An unreadable mask slid over Eamon's features. His aura was a hot mess, but no one had better poker faces than the Purebloods. The fucker had obviously spent a whole lot of time in Tir Na Nog perfecting the expression he was currently rocking. Eamon inclined his head, released Tian, and took a very smart step out of her personal space before repeating his demand.

"Tell me."

"I would be forsworn were I to speak of such things in your presence," she answered.

"And the consequence for failing to make such an oath?"

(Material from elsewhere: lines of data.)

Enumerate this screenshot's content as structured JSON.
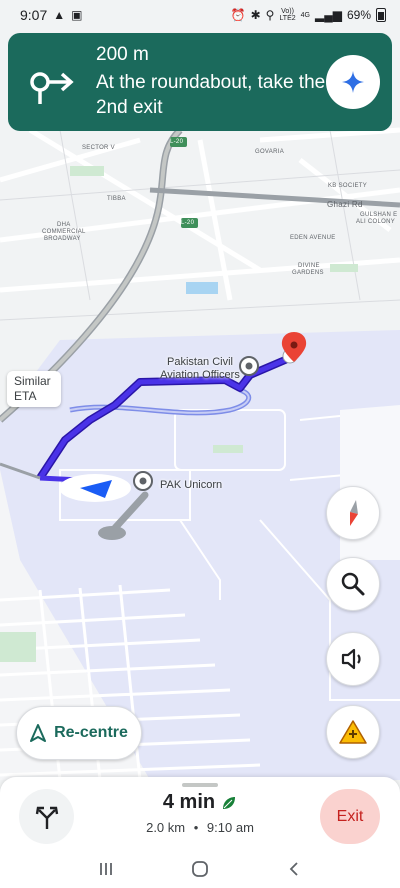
{
  "status_bar": {
    "time": "9:07",
    "network_top": "Vo))",
    "network_bottom": "LTE2",
    "signal_type": "4G",
    "battery": "69%"
  },
  "navigation": {
    "distance": "200 m",
    "instruction": "At the roundabout, take the 2nd exit",
    "turn_icon": "roundabout-exit-icon",
    "assistant_icon": "gemini-sparkle-icon"
  },
  "map": {
    "labels": {
      "sector_v": "SECTOR V",
      "govaria": "GOVARIA",
      "tibba": "TIBBA",
      "kb_society": "KB SOCIETY",
      "ghazi_rd": "Ghazi Rd",
      "gulshan": "GULSHAN E",
      "ali_colony": "ALI COLONY",
      "dha": "DHA",
      "commercial": "COMMERCIAL",
      "broadway": "BROADWAY",
      "eden_avenue": "EDEN AVENUE",
      "divine": "DIVINE",
      "gardens": "GARDENS",
      "l20_a": "L-20",
      "l20_b": "L-20"
    },
    "similar_eta": "Similar ETA",
    "poi_civil_aviation": "Pakistan Civil Aviation Officers",
    "poi_pak_unicorn": "PAK Unicorn",
    "colors": {
      "route": "#3c1fd6",
      "route_alt": "#7e8de8",
      "airport_area": "#e3e6f8",
      "road": "#ffffff",
      "destination_pin": "#ea4335"
    }
  },
  "controls": {
    "compass_icon": "compass-icon",
    "search_icon": "search-icon",
    "sound_icon": "volume-icon",
    "report_icon": "report-incident-icon",
    "recentre_label": "Re-centre"
  },
  "trip": {
    "duration": "4 min",
    "distance": "2.0 km",
    "separator": "•",
    "arrival_time": "9:10 am",
    "exit_label": "Exit"
  },
  "android_nav": {
    "recents_icon": "recents-icon",
    "home_icon": "home-icon",
    "back_icon": "back-icon"
  }
}
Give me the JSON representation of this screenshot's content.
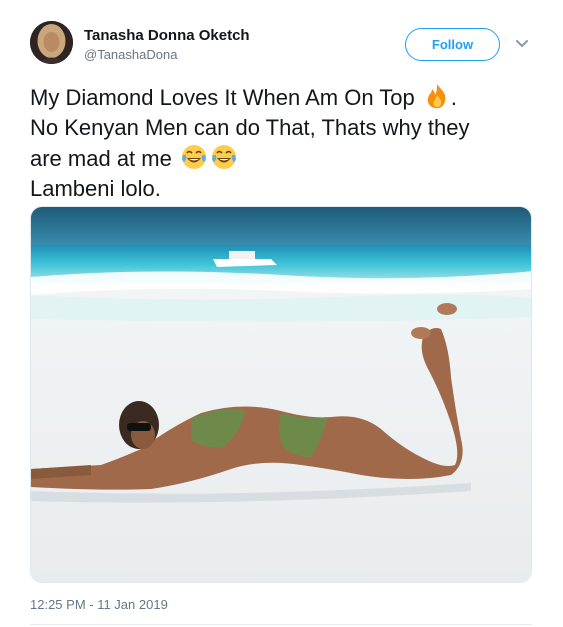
{
  "user": {
    "display_name": "Tanasha Donna Oketch",
    "handle": "@TanashaDona",
    "avatar_icon": "user-avatar"
  },
  "follow_button": {
    "label": "Follow"
  },
  "more_menu": {
    "icon": "chevron-down-icon"
  },
  "tweet": {
    "line1_text": "My Diamond Loves It When Am On Top ",
    "line1_emoji": "fire-emoji",
    "line1_end": ".",
    "line2_text": "No Kenyan Men can do That, Thats why they",
    "line3_text": "are mad at me ",
    "line3_emojis": [
      "tears-of-joy-emoji",
      "tears-of-joy-emoji"
    ],
    "line4_text": "Lambeni lolo."
  },
  "media": {
    "type": "photo"
  },
  "timestamp": "12:25 PM - 11 Jan 2019",
  "colors": {
    "accent": "#1da1f2",
    "secondary_text": "#657786",
    "primary_text": "#14171a"
  }
}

"The Oracle would lay claim and use me as he saw fit." Tian's tone was dispassionate. The familiarity of the pitch made Xavier realize that it was a tone she hadn't used for a while.

"She doesn't need to say anything," the assassin piped up getting to his feet. "She bears a silver mark."

The Fae looked at him as if all that ink had addled his brain. Xavier tried to chug along in the direction the conversation was veering, but he was beginning to lose his faculties and could only fixate on two things: his leg, cause the damn thing hurt like a mother, and the birds as they took wing, flying kamikaze at one another, and congealing where they impacted practically on top of him. He searched for the demon's familiar frame in the bedlam out of sheer force of habit and came away with nothing.

-Where are you, prick?-

No response. The bastard was ghost and locked up tight. It dawned on Xavier that he hadn't seen Ceyla since she'd blasted past them in the hallway, toting more armaments than an M-1 Abrams tank, and his stomach sank. Royal was already hell to live with. If anything had happened to her, he was gonna be downright unbearable.

Xavier's field of vision swam from blood loss. He blinked, willing his wayward optic nerve to right itself. When he reopened his eyes he was nose to nose with the delicate raven- haired beauty who'd referred to Tian as "The Breed." For that comment alone he didn't like her, didn't want her anywhere near him. Yet there she was, looming over him where he lay sprawled out on his ass. He'd had no idea that he'd passed out, let alone for how long, but the end result was irrefutable.

"A healer has been summoned," the female said. She leaned back as her eyes traveled over the wound in his thigh, sparking with something akin to distaste. "Given your current state one would surmise that he will be able to make himself of use." She paused a moment and cocked her head. "Does the other creature require assistance as well?"

The combination of his body's natural shock reaction and this prissy little bitch made his inner kumbaya ornery. "Creature...
who
says that?" Xavier slurred.

-Please tell me you heard what this female just called you?-

Nothing. No response from Royal, only a big fat donut-hole of empty psychic space. The Pureblood female's dark eyes narrowed and she regarded Xavier with an inscrutable expression.